不名誉なイメージ払拭のために松戸のことについて説明すると、玲は途中によによと微笑んでいたが、なぜか最後にはため息をつかれてしまった。あれぇ…俺頑張ったと思うんだけど。考えようによっては放課後デートだよ?松戸に付き合ってといわれた、なんて思わせぶりな台詞も言えちゃうよ?
「なんでそこまでいったのに付き合わないの?」
「逆になんでこれだけで恋愛関係に発展するんだよ」
即席すぎる。カップラーメンかよ。
「だって今回みたいな特別なシチュエーションはそんなにないんだから…利用しないでどうするのよ」
「いや、でも」
「そもそも彼女作るのに市慶は積極性が必要に決まってるじゃない。ただでさえ可能性が低いんだから」
ぐっ、そりゃそうだけど。
けれどあの松戸に猛烈アタックしたところで効果は薄いと思うのだけど。親父の頭皮くらいには。頑張れ親父。はげない遺伝子を証明して欲しい。
玲はふんすと腰に手を当てて力説をしていたが、ふと気が抜けたかのようにしてベッドに腰を下ろした。
「けどまぁ、今回はありがとう」
急にしおらしくなった。
こ、これがアメと鞭というやつかしら。これがデフォルトとかやっぱり女子は最強だと思います。
「よくよく考えてみればさ、なんか私のわがままだったなって」
「これがいわゆる明日は雪が降るフラグか」
「失礼なんだけど…」
けど急にそんな態度とられても。まじめに対応する技能なんて俺には備わっていない。気の利いたフォローもスナップの利いたブローもできない。電気の紐相手なら練習したことあるんだけど。
「そういえば一つ聞きたかったんだが、俺が彼女作りをさぼるとどうなんだ?」
妙にしんみりとした空気を変えるものでもあるが、純粋な興味もあった。
今日までの間俺は些細なことで女子に好意を抱けど行為に及んだことはない。彼女どころか異性の友達すらいない。つまり玲にしてみれば摂取が必要な恋心とやらが枯渇しているはずなわけで。けれど見た限りやせ細ったり、顔がやつれていたりすることはない。だから必要性があまり感じられずにサボっているというのもある。これが死活問題だったらきっと俺も多くの主人公の如く自分の命を犠牲にしてでも、と立ち上がっていたと思う。ほんとほんと。俺うそつかない。

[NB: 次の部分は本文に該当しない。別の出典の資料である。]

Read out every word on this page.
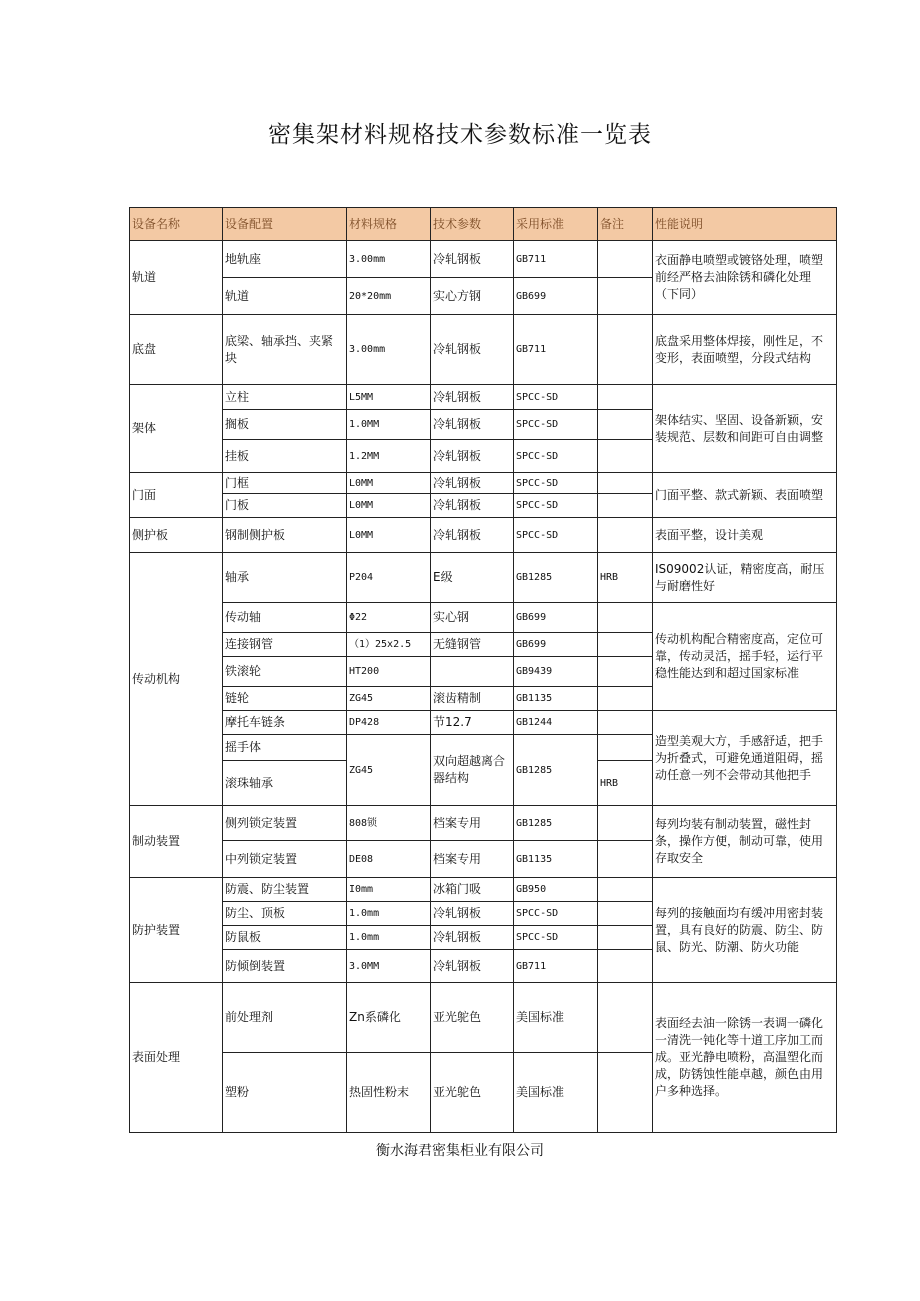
密集架材料规格技术参数标准一览表
设备名称	设备配置	材料规格	技术参数	采用标准	备注	性能说明
轨道	地轨座	3.00mm	冷轧钢板	GB711		衣面静电喷塑或镀铬处理，喷塑前经严格去油除锈和磷化处理（下同）
	轨道	20*20mm	实心方钢	GB699		
底盘	底梁、轴承挡、夹紧块	3.00mm	冷轧钢板	GB711		底盘采用整体焊接，刚性足，不变形，表面喷塑，分段式结构
架体	立柱	L5MM	冷轧钢板	SPCC-SD		架体结实、坚固、设备新颖，安装规范、层数和间距可自由调整
	搁板	1.0MM	冷轧钢板	SPCC-SD		
	挂板	1.2MM	冷轧钢板	SPCC-SD		
门面	门框	L0MM	冷轧钢板	SPCC-SD		门面平整、款式新颖、表面喷塑
	门板	L0MM	冷轧钢板	SPCC-SD		
侧护板	钢制侧护板	L0MM	冷轧钢板	SPCC-SD		表面平整，设计美观
传动机构	轴承	P204	E级	GB1285	HRB	IS09002认证，精密度高，耐压与耐磨性好
	传动轴	Φ22	实心钢	GB699		传动机构配合精密度高，定位可靠，传动灵活，摇手轻，运行平稳性能达到和超过国家标准
	连接钢管	（1）25x2.5	无缝钢管	GB699		
	铁滚轮	HT200		GB9439		
	链轮	ZG45	滚齿精制	GB1135		
	摩托车链条	DP428	节12.7	GB1244		造型美观大方，手感舒适，把手为折叠式，可避免通道阻碍，摇动任意一列不会带动其他把手
	摇手体	ZG45	双向超越离合器结构	GB1285		
	滚珠轴承				HRB	
制动装置	侧列锁定装置	808锁	档案专用	GB1285		每列均装有制动装置，磁性封条，操作方便，制动可靠，使用存取安全
	中列锁定装置	DE08	档案专用	GB1135		
防护装置	防震、防尘装置	I0mm	冰箱门吸	GB950		每列的接触面均有缓冲用密封装置，具有良好的防震、防尘、防鼠、防光、防潮、防火功能
	防尘、顶板	1.0mm	冷轧钢板	SPCC-SD		
	防鼠板	1.0mm	冷轧钢板	SPCC-SD		
	防倾倒装置	3.0MM	冷轧钢板	GB711		
表面处理	前处理剂	Zn系磷化	亚光鸵色	美国标准		表面经去油一除锈一表调一磷化一清洗一钝化等十道工序加工而成。亚光静电喷粉，高温塑化而成，防锈蚀性能卓越，颜色由用户多种选择。
	塑粉	热固性粉末	亚光鸵色	美国标准		
衡水海君密集柜业有限公司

この率直な質問は「どうやったら赤ちゃんができるの?」といった子供の純粋な、親が困るタイプのものと同類なのか、玲はしばらくの間を回答の用意に費やした。
ちなみに赤ちゃんはコウノトリがキャベツ畑で大人のキスとハグで神様がどうにかしたらできる。
そして玲はそっぽを向いたまま口を開く。
「お腹が減る?」
「…めちゃくちゃどうにでもなるじゃねぇか」
「ほ、他にも色々あるのよ」
いつかのようにしてサキュバス問題について詰めるとはぐらかされてしまう。